Axis Bank has raised Rs3,900 crore through global depository receipts (GDRs) and qualified institutional placements (QIPs). The share offering under both the categories was priced at Rs906.7 per share.
The bank offered 33,044,500 equity shares under the QIP offering and 5,055,500 equity shares in the form of GDRs, with each GDR representing one equity share.
Further, the bank has received its shareholders’ approval for a preferential allotment of up to 10,826,073 equity shares to the promoters; of the total quantity approved the bank is making a preferential allotment of up to 4,902,257 equity shares at Rs906.70 per equity share to Life Insurance Corporation of India (LIC) and New India Assurance.
The capital infusion would help the bank in capturing lending opportunities when the demand for credit revives. The management had guided for a 25% growth in the bank’s balance sheet during FY2010.
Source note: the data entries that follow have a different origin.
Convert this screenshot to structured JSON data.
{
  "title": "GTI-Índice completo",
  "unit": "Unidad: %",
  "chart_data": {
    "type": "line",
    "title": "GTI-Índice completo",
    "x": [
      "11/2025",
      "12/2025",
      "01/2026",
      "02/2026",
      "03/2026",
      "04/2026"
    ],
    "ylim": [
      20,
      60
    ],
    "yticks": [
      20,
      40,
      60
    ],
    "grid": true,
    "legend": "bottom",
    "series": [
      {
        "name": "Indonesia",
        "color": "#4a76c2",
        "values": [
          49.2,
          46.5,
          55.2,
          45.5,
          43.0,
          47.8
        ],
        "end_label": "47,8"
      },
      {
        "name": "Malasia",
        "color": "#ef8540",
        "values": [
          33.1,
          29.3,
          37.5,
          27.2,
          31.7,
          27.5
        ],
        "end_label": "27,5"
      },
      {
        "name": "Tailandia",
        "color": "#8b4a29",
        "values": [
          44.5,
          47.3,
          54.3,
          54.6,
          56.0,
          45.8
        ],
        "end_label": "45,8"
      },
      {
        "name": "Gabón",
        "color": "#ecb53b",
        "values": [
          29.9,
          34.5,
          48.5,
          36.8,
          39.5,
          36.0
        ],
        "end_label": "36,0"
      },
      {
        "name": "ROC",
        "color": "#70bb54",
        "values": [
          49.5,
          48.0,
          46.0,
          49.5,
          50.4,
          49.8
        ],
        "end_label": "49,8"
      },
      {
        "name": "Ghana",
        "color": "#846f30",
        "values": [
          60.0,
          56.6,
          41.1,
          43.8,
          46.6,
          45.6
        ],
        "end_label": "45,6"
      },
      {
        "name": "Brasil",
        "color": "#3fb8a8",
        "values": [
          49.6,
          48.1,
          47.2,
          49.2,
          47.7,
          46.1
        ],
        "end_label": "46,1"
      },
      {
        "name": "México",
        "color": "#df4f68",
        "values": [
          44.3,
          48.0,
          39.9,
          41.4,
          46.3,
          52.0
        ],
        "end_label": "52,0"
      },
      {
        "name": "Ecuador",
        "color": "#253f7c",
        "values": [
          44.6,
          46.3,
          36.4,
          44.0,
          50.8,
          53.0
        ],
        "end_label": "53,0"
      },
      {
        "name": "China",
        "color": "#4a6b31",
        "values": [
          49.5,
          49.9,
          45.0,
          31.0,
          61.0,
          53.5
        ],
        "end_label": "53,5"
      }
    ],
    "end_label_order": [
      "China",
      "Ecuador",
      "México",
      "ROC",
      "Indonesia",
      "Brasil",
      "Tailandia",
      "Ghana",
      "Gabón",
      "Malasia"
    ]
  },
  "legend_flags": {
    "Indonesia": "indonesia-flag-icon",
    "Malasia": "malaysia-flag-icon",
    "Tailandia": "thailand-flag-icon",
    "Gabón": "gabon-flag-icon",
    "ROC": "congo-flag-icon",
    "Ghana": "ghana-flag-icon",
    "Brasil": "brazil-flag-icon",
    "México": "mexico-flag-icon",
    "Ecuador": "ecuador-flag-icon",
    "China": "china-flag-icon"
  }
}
Besides the core business, the bank is eyeing entry into asset management, private equity and life insurance businesses as well. The resources would aid the bank in meeting the capital expenditure for the new business ventures.
We are incorporating the capital raising exercise into our earnings model and revising our estimates upwards by 3.3% for FY2010 and by 4.7% for FY2011.
Based on our revised earnings estimates, our two-stage dividend discount valuation model indicates a price target of Rs1,012. At the current market price of Rs920, the stock trades at 2.0x FY2011E book value per share and 2.3x FY2011E adjusted book value per share.
We upgrade our recommendation on the stock to BUY from hold with a revised price target of Rs1,012.